Department of Physiology and Cardiovascular Research Institute, Wayne State University School of Medicine, Detroit, Michigan, USA.
Am J Physiol Heart Circ Physiol. 2010 Dec;299(6):H2082-9. doi: 10.1152/ajpheart.00511.2010. Epub 2010 Oct 8.
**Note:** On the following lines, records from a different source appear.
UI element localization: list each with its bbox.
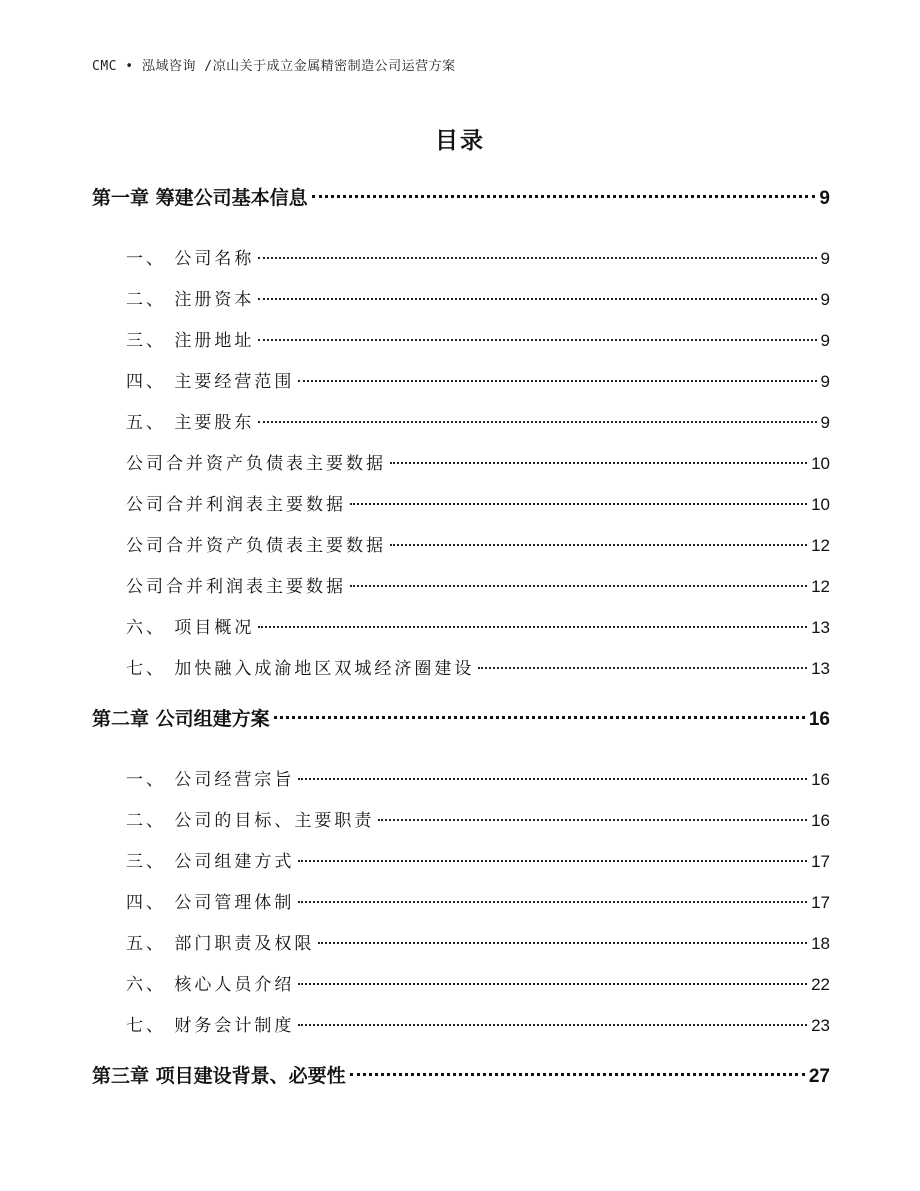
toc-entry-label: 第一章 筹建公司基本信息: [92, 187, 308, 209]
dot-leader: [258, 257, 816, 259]
table-of-contents: [92, 178, 830, 1116]
toc-page-number: 27: [808, 1066, 830, 1087]
toc-entry-label: 公司合并利润表主要数据: [126, 495, 346, 515]
dot-leader: [298, 983, 807, 985]
toc-entry-label: 六、 项目概况: [126, 618, 255, 638]
toc-page-number: 9: [820, 290, 830, 309]
toc-entry-label: 七、 加快融入成渝地区双城经济圈建设: [126, 659, 475, 679]
toc-entry-label: 三、 公司组建方式: [126, 852, 295, 872]
toc-entry-label: 二、 公司的目标、主要职责: [126, 811, 375, 831]
toc-page-number: 18: [811, 934, 830, 953]
toc-page-number: 9: [820, 372, 830, 391]
toc-page-number: 9: [820, 413, 830, 432]
dot-leader: [350, 503, 807, 505]
toc-page-number: 13: [811, 659, 830, 678]
toc-page-number: 9: [819, 188, 830, 209]
toc-chapter-entry[interactable]: [92, 699, 830, 739]
toc-section-entry[interactable]: [92, 841, 830, 882]
dot-leader: [298, 901, 807, 903]
toc-entry-label: 四、 公司管理体制: [126, 893, 295, 913]
toc-section-entry[interactable]: [92, 800, 830, 841]
toc-entry-label: 第三章 项目建设背景、必要性: [92, 1065, 346, 1087]
dot-leader: [298, 1024, 807, 1026]
toc-chapter-entry[interactable]: [92, 178, 830, 218]
toc-page-number: 12: [811, 536, 830, 555]
toc-page-number: 22: [811, 975, 830, 994]
dot-leader: [258, 298, 816, 300]
toc-entry-label: 四、 主要经营范围: [126, 372, 295, 392]
toc-section-entry[interactable]: [92, 1005, 830, 1046]
dot-leader: [258, 626, 807, 628]
toc-section-entry[interactable]: [92, 566, 830, 607]
dot-leader: [350, 1073, 805, 1076]
toc-section-entry[interactable]: [92, 402, 830, 443]
dot-leader: [298, 778, 807, 780]
toc-entry-label: 第二章 公司组建方案: [92, 708, 270, 730]
toc-page-number: 10: [811, 495, 830, 514]
toc-section-entry[interactable]: [92, 320, 830, 361]
toc-section-entry[interactable]: [92, 525, 830, 566]
toc-section-entry[interactable]: [92, 607, 830, 648]
toc-entry-label: 五、 主要股东: [126, 413, 255, 433]
toc-entry-label: 一、 公司名称: [126, 249, 255, 269]
toc-page-number: 10: [811, 454, 830, 473]
toc-section-entry[interactable]: [92, 648, 830, 689]
toc-page-number: 12: [811, 577, 830, 596]
toc-page-number: 16: [811, 770, 830, 789]
dot-leader: [390, 462, 807, 464]
dot-leader: [350, 585, 807, 587]
dot-leader: [274, 716, 805, 719]
dot-leader: [378, 819, 807, 821]
toc-section-entry[interactable]: [92, 923, 830, 964]
toc-section-entry[interactable]: [92, 443, 830, 484]
toc-entry-label: 一、 公司经营宗旨: [126, 770, 295, 790]
toc-page-number: 16: [808, 709, 830, 730]
toc-entry-label: 公司合并资产负债表主要数据: [126, 536, 386, 556]
toc-entry-label: 三、 注册地址: [126, 331, 255, 351]
toc-entry-label: 公司合并资产负债表主要数据: [126, 454, 386, 474]
dot-leader: [318, 942, 807, 944]
toc-section-entry[interactable]: [92, 279, 830, 320]
toc-entry-label: 七、 财务会计制度: [126, 1016, 295, 1036]
toc-page-number: 13: [811, 618, 830, 637]
toc-entry-label: 二、 注册资本: [126, 290, 255, 310]
page-title: 目录: [435, 128, 485, 154]
toc-page-number: 16: [811, 811, 830, 830]
toc-section-entry[interactable]: [92, 361, 830, 402]
toc-entry-label: 公司合并利润表主要数据: [126, 577, 346, 597]
toc-section-entry[interactable]: [92, 484, 830, 525]
toc-page-number: 17: [811, 893, 830, 912]
dot-leader: [298, 860, 807, 862]
toc-page-number: 9: [820, 331, 830, 350]
toc-section-entry[interactable]: [92, 964, 830, 1005]
toc-section-entry[interactable]: [92, 238, 830, 279]
toc-entry-label: 六、 核心人员介绍: [126, 975, 295, 995]
toc-section-entry[interactable]: [92, 882, 830, 923]
toc-page-number: 23: [811, 1016, 830, 1035]
toc-page-number: 9: [820, 249, 830, 268]
dot-leader: [258, 339, 816, 341]
dot-leader: [478, 667, 807, 669]
dot-leader: [312, 195, 816, 198]
toc-entry-label: 五、 部门职责及权限: [126, 934, 315, 954]
dot-leader: [298, 380, 816, 382]
toc-page-number: 17: [811, 852, 830, 871]
dot-leader: [258, 421, 816, 423]
toc-section-entry[interactable]: [92, 759, 830, 800]
toc-chapter-entry[interactable]: [92, 1056, 830, 1096]
running-header: CMC • 泓域咨询 /凉山关于成立金属精密制造公司运营方案: [92, 59, 456, 74]
dot-leader: [390, 544, 807, 546]
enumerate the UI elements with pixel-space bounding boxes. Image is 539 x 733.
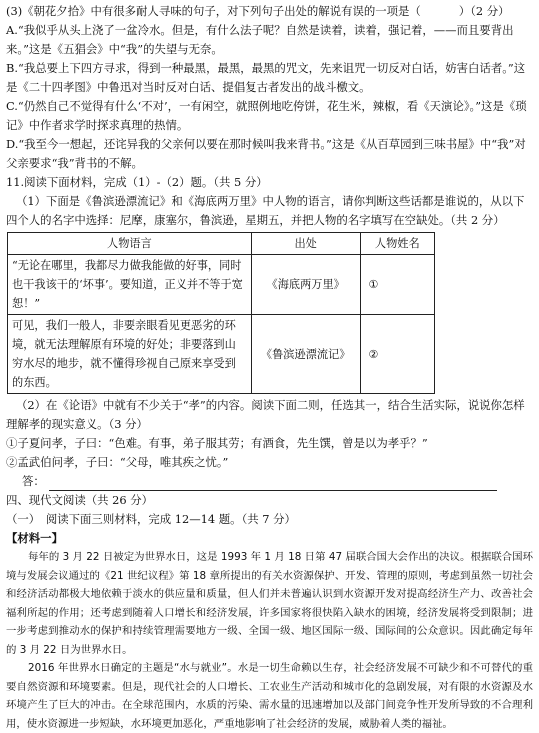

The mammalian myocardium expresses four adenosine receptor (AR) subtypes: A(1)AR, A(2a)AR, A(2b)AR, and A(3)AR. The A(1)AR is well known for its profound antiadrenergic effects, but the roles of other AR subtypes in modulating contractility remain inconclusive. Thus, the objective of this study was to determine the direct and indirect effects of A(2a)AR and A(2b)AR on cardiac contractility. Experiments were conducted in paced, constant pressure-perfused isolated hearts from wild-type (WT), A(2a)AR knockout (KO), and A(2b)AR KO mice. The A(2a)AR agonist CGS-21680 did not alter basal contractility or β-adrenergic receptor agonist isoproterenol (Iso)-mediated positive inotropic responses, and Iso-induced effects were unaltered in A(2a)AR KO hearts. However, A(2a)AR gene ablation resulted in a potentiation of the antiadrenergic effects mediated by the A(1)AR agonist 2-chloro-N-cyclopentyladenosine. The nonselective AR agonist 5'-N-ethylcarboxamido adenosine and the selective A(2b)AR agonist BAY 60-6583 induced coronary flow-independent increases in contractility, but BAY 60-6583 did not alter Iso-induced contractile responses. The A(1)AR antiadrenergic effect was not potentiated in A(2b)AR KO hearts. The expression of all four AR subtypes in the heart and ventricular myocytes was confirmed using real-time quantitative PCR. Taken together, these results indicate that A(2a)AR does not increase cardiac contractility directly but indirectly alters contractility by modulating the A(1)AR antiadrenergic effect, whereas A(2b)AR exerts direct contractile effects but does not alter β-adrenergic or A(1)AR antiadrenergic effects. These results indicate that multiple ARs differentially modulate cardiac function.
哺乳动物心肌表达四种腺苷受体(AR)亚型:A(1)AR、A(2a)AR、A(2b)AR 和 A(3)AR。A(1)AR 以其深刻的抗肾上腺素能作用而闻名,但其他 AR 亚型在调节收缩性方面的作用仍不确定。因此,本研究的目的是确定 A(2a)AR 和 A(2b)AR 对心脏收缩性的直接和间接影响。实验在来自野生型(WT)、A(2a)AR 敲除(KO)和 A(2b)AR KO 小鼠的起搏、恒压灌流分离心脏中进行。A(2a)AR 激动剂 CGS-21680 并未改变基础收缩性或β-肾上腺素能受体激动剂异丙肾上腺素(Iso)介导的正性变力反应,并且 Iso 诱导的效应在 A(2a)AR KO 心脏中未改变。然而,A(2a)AR 基因缺失导致 A(1)AR 激动剂 2-氯-N-环戊基腺苷介导的抗肾上腺素能作用增强。非选择性 AR 激动剂 5'-N-乙基羧酰胺腺苷和选择性 A(2b)AR 激动剂 BAY 60-6583 诱导不依赖于冠状动脉流量的收缩性增加,但 BAY 60-6583 并未改变 Iso 诱导的收缩性反应。A(1)AR 抗肾上腺素能作用在 A(2b)AR KO 心脏中未增强。使用实时定量 PCR 确认心脏和心室肌细胞中四种 AR 亚型的表达。总之,这些结果表明,A(2a)AR 不会直接增加心脏收缩性,而是通过调节 A(1)AR 抗肾上腺素能作用间接改变收缩性,而 A(2b)AR 则发挥直接收缩作用,但不改变β-肾上腺素能或 A(1)AR 抗肾上腺素能作用。这些结果表明,多种 AR 不同程度地调节心脏功能。